Yemi gritted her teeth. There was sense, perhaps, in what Selah was saying. But there’d been too many lies and secrets kept until now, and a cornered creature could only be trusted to bite. “You were a fool recruited to betray your own, and now you think I’m a fool as well.”

“Are you sure that isn’t you?” Selah replied calmly. “Recruited to betray your own.”

Yemi pressed the blade to just behind Selah’s chin hard enough that even its bluntness pierced what remained of the tender flesh there.

“Your mother… I tried to take it back.” Selah sipped air between the words, eyes wild. “The creeping stone… it had her lungs. It’s why no one could hear her screaming.”

“Shutup!”

“I tried… to take it from her. Heal, not… treat. It didn’t work. I couldn’t… let her suffer. When you see her… ask,” Selah said.

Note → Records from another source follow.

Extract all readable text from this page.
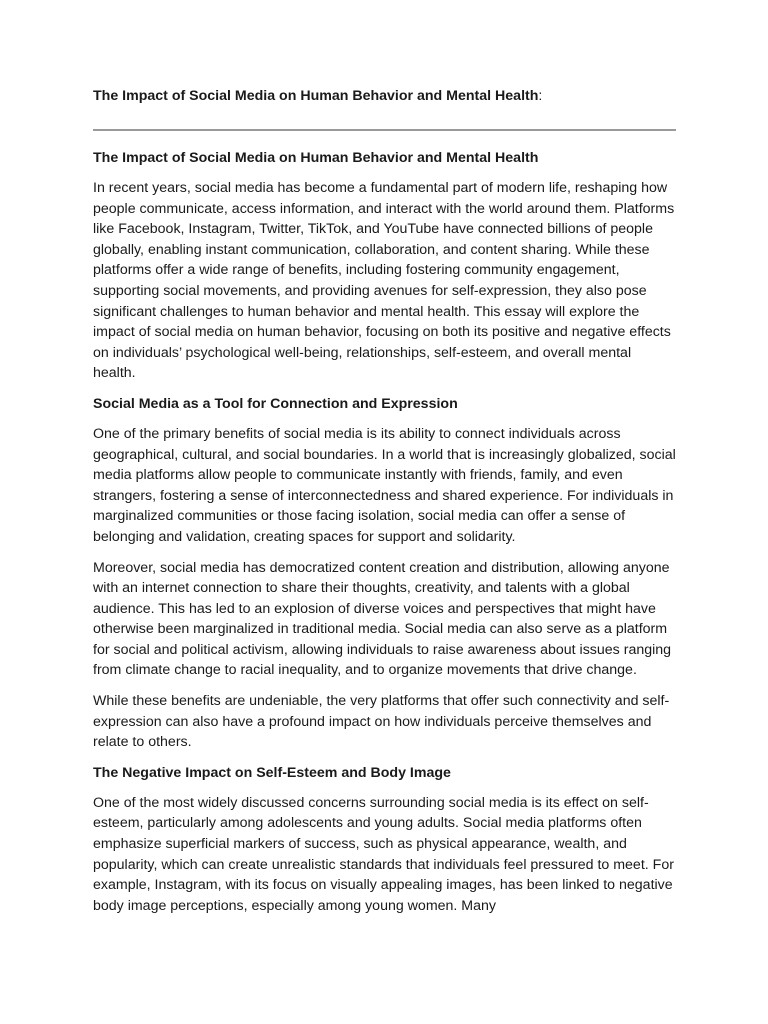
The Impact of Social Media on Human Behavior and Mental Health:

The Impact of Social Media on Human Behavior and Mental Health

In recent years, social media has become a fundamental part of modern life, reshaping how people communicate, access information, and interact with the world around them. Platforms like Facebook, Instagram, Twitter, TikTok, and YouTube have connected billions of people globally, enabling instant communication, collaboration, and content sharing. While these platforms offer a wide range of benefits, including fostering community engagement, supporting social movements, and providing avenues for self-expression, they also pose significant challenges to human behavior and mental health. This essay will explore the impact of social media on human behavior, focusing on both its positive and negative effects on individuals’ psychological well-being, relationships, self-esteem, and overall mental health.

Social Media as a Tool for Connection and Expression

One of the primary benefits of social media is its ability to connect individuals across geographical, cultural, and social boundaries. In a world that is increasingly globalized, social media platforms allow people to communicate instantly with friends, family, and even strangers, fostering a sense of interconnectedness and shared experience. For individuals in marginalized communities or those facing isolation, social media can offer a sense of belonging and validation, creating spaces for support and solidarity.

Moreover, social media has democratized content creation and distribution, allowing anyone with an internet connection to share their thoughts, creativity, and talents with a global audience. This has led to an explosion of diverse voices and perspectives that might have otherwise been marginalized in traditional media. Social media can also serve as a platform for social and political activism, allowing individuals to raise awareness about issues ranging from climate change to racial inequality, and to organize movements that drive change.

While these benefits are undeniable, the very platforms that offer such connectivity and self-expression can also have a profound impact on how individuals perceive themselves and relate to others.

The Negative Impact on Self-Esteem and Body Image

One of the most widely discussed concerns surrounding social media is its effect on self-esteem, particularly among adolescents and young adults. Social media platforms often emphasize superficial markers of success, such as physical appearance, wealth, and popularity, which can create unrealistic standards that individuals feel pressured to meet. For example, Instagram, with its focus on visually appealing images, has been linked to negative body image perceptions, especially among young women. Many
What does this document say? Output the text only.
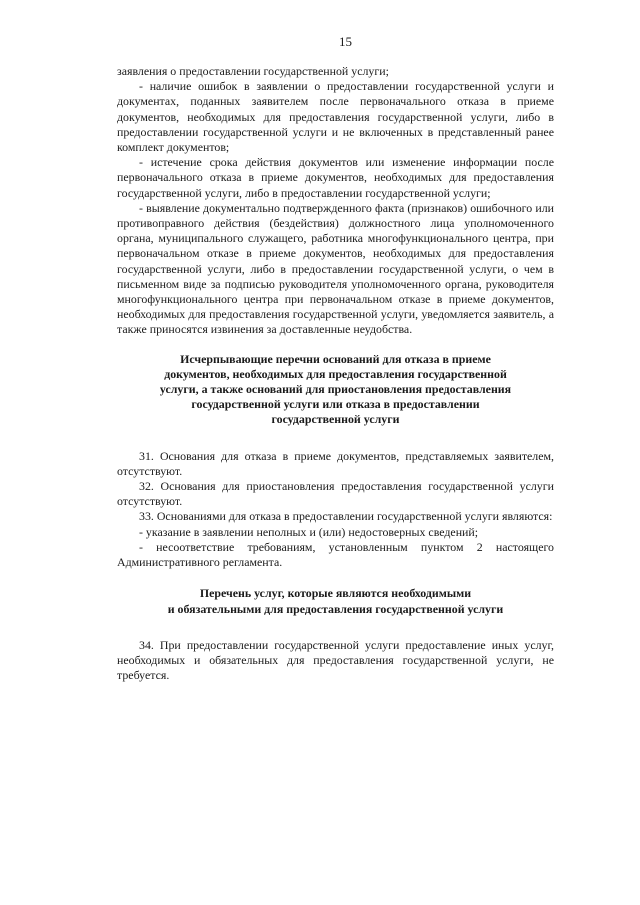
15

заявления о предоставлении государственной услуги;

- наличие ошибок в заявлении о предоставлении государственной услуги и документах, поданных заявителем после первоначального отказа в приеме документов, необходимых для предоставления государственной услуги, либо в предоставлении государственной услуги и не включенных в представленный ранее комплект документов;

- истечение срока действия документов или изменение информации после первоначального отказа в приеме документов, необходимых для предоставления государственной услуги, либо в предоставлении государственной услуги;

- выявление документально подтвержденного факта (признаков) ошибочного или противоправного действия (бездействия) должностного лица уполномоченного органа, муниципального служащего, работника многофункционального центра, при первоначальном отказе в приеме документов, необходимых для предоставления государственной услуги, либо в предоставлении государственной услуги, о чем в письменном виде за подписью руководителя уполномоченного органа, руководителя многофункционального центра при первоначальном отказе в приеме документов, необходимых для предоставления государственной услуги, уведомляется заявитель, а также приносятся извинения за доставленные неудобства.

Исчерпывающие перечни оснований для отказа в приеме
документов, необходимых для предоставления государственной
услуги, а также оснований для приостановления предоставления
государственной услуги или отказа в предоставлении
государственной услуги

31. Основания для отказа в приеме документов, представляемых заявителем, отсутствуют.

32. Основания для приостановления предоставления государственной услуги отсутствуют.

33. Основаниями для отказа в предоставлении государственной услуги являются:

- указание в заявлении неполных и (или) недостоверных сведений;

- несоответствие требованиям, установленным пунктом 2 настоящего Административного регламента.

Перечень услуг, которые являются необходимыми
и обязательными для предоставления государственной услуги

34. При предоставлении государственной услуги предоставление иных услуг, необходимых и обязательных для предоставления государственной услуги, не требуется.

“You’re a liar, and she’s dead.”

“She’s not.” It wasn’t fear in her expression, though she winced in discomfort as her face began to immobilize. “The spell you were given… doesn’t cast a new hex. It displaces… an old one.”

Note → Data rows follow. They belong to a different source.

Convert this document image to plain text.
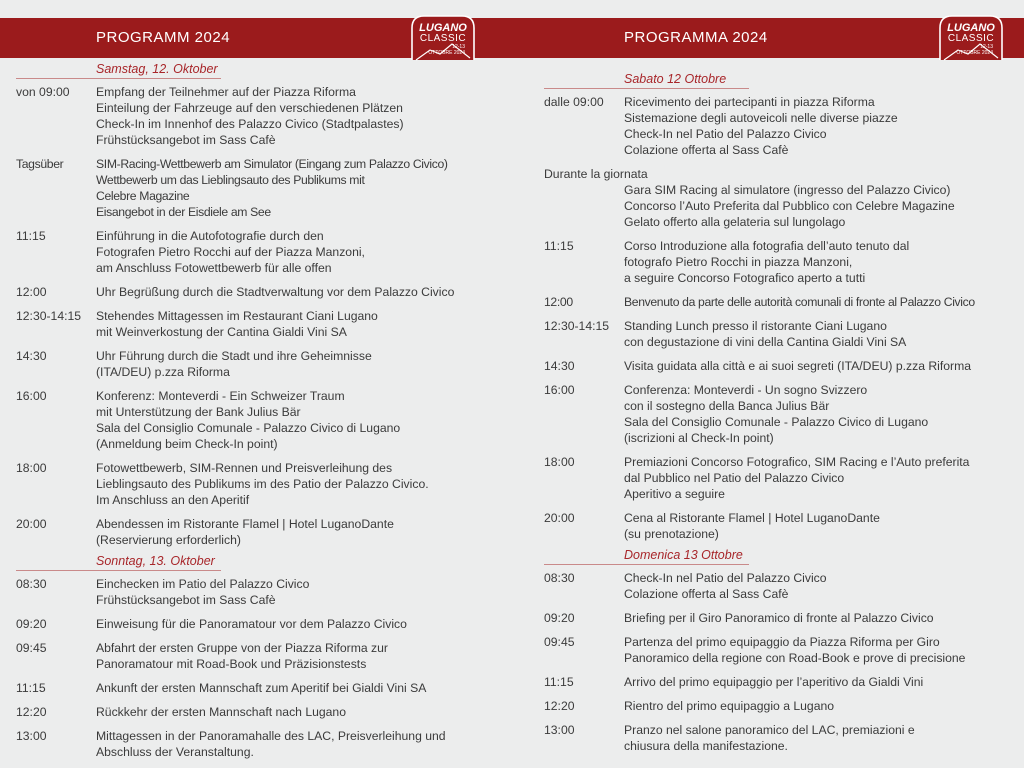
PROGRAMM 2024	PROGRAMMA 2024
LUGANO
CLASSIC
12-13
OTTOBRE 2024
LUGANO
CLASSIC
12-13
OTTOBRE 2024
Samstag, 12. Oktober
von 09:00	Empfang der Teilnehmer auf der Piazza Riforma
Einteilung der Fahrzeuge auf den verschiedenen Plätzen
Check-In im Innenhof des Palazzo Civico (Stadtpalastes)
Frühstücksangebot im Sass Cafè
Tagsüber	SIM-Racing-Wettbewerb am Simulator (Eingang zum Palazzo Civico)
Wettbewerb um das Lieblingsauto des Publikums mit
Celebre Magazine
Eisangebot in der Eisdiele am See
11:15	Einführung in die Autofotografie durch den
Fotografen Pietro Rocchi auf der Piazza Manzoni,
am Anschluss Fotowettbewerb für alle offen
12:00	Uhr Begrüßung durch die Stadtverwaltung vor dem Palazzo Civico
12:30-14:15	Stehendes Mittagessen im Restaurant Ciani Lugano
mit Weinverkostung der Cantina Gialdi Vini SA
14:30	Uhr Führung durch die Stadt und ihre Geheimnisse
(ITA/DEU) p.zza Riforma
16:00	Konferenz: Monteverdi - Ein Schweizer Traum
mit Unterstützung der Bank Julius Bär
Sala del Consiglio Comunale - Palazzo Civico di Lugano
(Anmeldung beim Check-In point)
18:00	Fotowettbewerb, SIM-Rennen und Preisverleihung des
Lieblingsauto des Publikums im des Patio der Palazzo Civico.
Im Anschluss an den Aperitif
20:00	Abendessen im Ristorante Flamel | Hotel LuganoDante
(Reservierung erforderlich)
Sonntag, 13. Oktober
08:30	Einchecken im Patio del Palazzo Civico
Frühstücksangebot im Sass Cafè
09:20	Einweisung für die Panoramatour vor dem Palazzo Civico
09:45	Abfahrt der ersten Gruppe von der Piazza Riforma zur
Panoramatour mit Road-Book und Präzisionstests
11:15	Ankunft der ersten Mannschaft zum Aperitif bei Gialdi Vini SA
12:20	Rückkehr der ersten Mannschaft nach Lugano
13:00	Mittagessen in der Panoramahalle des LAC, Preisverleihung und
Abschluss der Veranstaltung.
Sabato 12 Ottobre
dalle 09:00	Ricevimento dei partecipanti in piazza Riforma
Sistemazione degli autoveicoli nelle diverse piazze
Check-In nel Patio del Palazzo Civico
Colazione offerta al Sass Cafè
Durante la giornata
Gara SIM Racing al simulatore (ingresso del Palazzo Civico)
Concorso l’Auto Preferita dal Pubblico con Celebre Magazine
Gelato offerto alla gelateria sul lungolago
11:15	Corso Introduzione alla fotografia dell’auto tenuto dal
fotografo Pietro Rocchi in piazza Manzoni,
a seguire Concorso Fotografico aperto a tutti
12:00	Benvenuto da parte delle autorità comunali di fronte al Palazzo Civico
12:30-14:15	Standing Lunch presso il ristorante Ciani Lugano
con degustazione di vini della Cantina Gialdi Vini SA
14:30	Visita guidata alla città e ai suoi segreti (ITA/DEU) p.zza Riforma
16:00	Conferenza: Monteverdi - Un sogno Svizzero
con il sostegno della Banca Julius Bär
Sala del Consiglio Comunale - Palazzo Civico di Lugano
(iscrizioni al Check-In point)
18:00	Premiazioni Concorso Fotografico, SIM Racing e l’Auto preferita
dal Pubblico nel Patio del Palazzo Civico
Aperitivo a seguire
20:00	Cena al Ristorante Flamel | Hotel LuganoDante
(su prenotazione)
Domenica 13 Ottobre
08:30	Check-In nel Patio del Palazzo Civico
Colazione offerta al Sass Cafè
09:20	Briefing per il Giro Panoramico di fronte al Palazzo Civico
09:45	Partenza del primo equipaggio da Piazza Riforma per Giro
Panoramico della regione con Road-Book e prove di precisione
11:15	Arrivo del primo equipaggio per l’aperitivo da Gialdi Vini
12:20	Rientro del primo equipaggio a Lugano
13:00	Pranzo nel salone panoramico del LAC, premiazioni e
chiusura della manifestazione.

Yemi felt the floor drop from under her and staggered back a step. Her breaths came in short, hollow gasps. Black stone swallowed Selah’s head, leaving her eyes with their intense gaze on her for last. She’d removed her mother’s curse by placing it on Selah.

There was an understanding in the witch’s final expression. A patronizing patience that said she understood Yemi to be a wounded child, deserving of a moment’s grace. Her mother had given her that look countless times. Yemi dropped the letter opener onto the rug.

At least the witch’s death appeared to be by her own hand. One less body the others could lay at her feet.

Yemi pocketed the stone alongside Ursla’s tea sachet and strode from the room, content to let the curse have her. Her heart pounded chaotically as she bounded down the stairs. The roaring fire in the great room created a stifling bog of heat on the lower floor, and she was already struggling to catch her breath.

“Yemaya?” Cutter jumped up from where he’d been reclining on the sofa, surprised and concerned to see her up so early.

“Ready the Guards,” she commanded without looking at him. “The Bear Queen is alive. We leave at dawn whether we receive the signal or not.”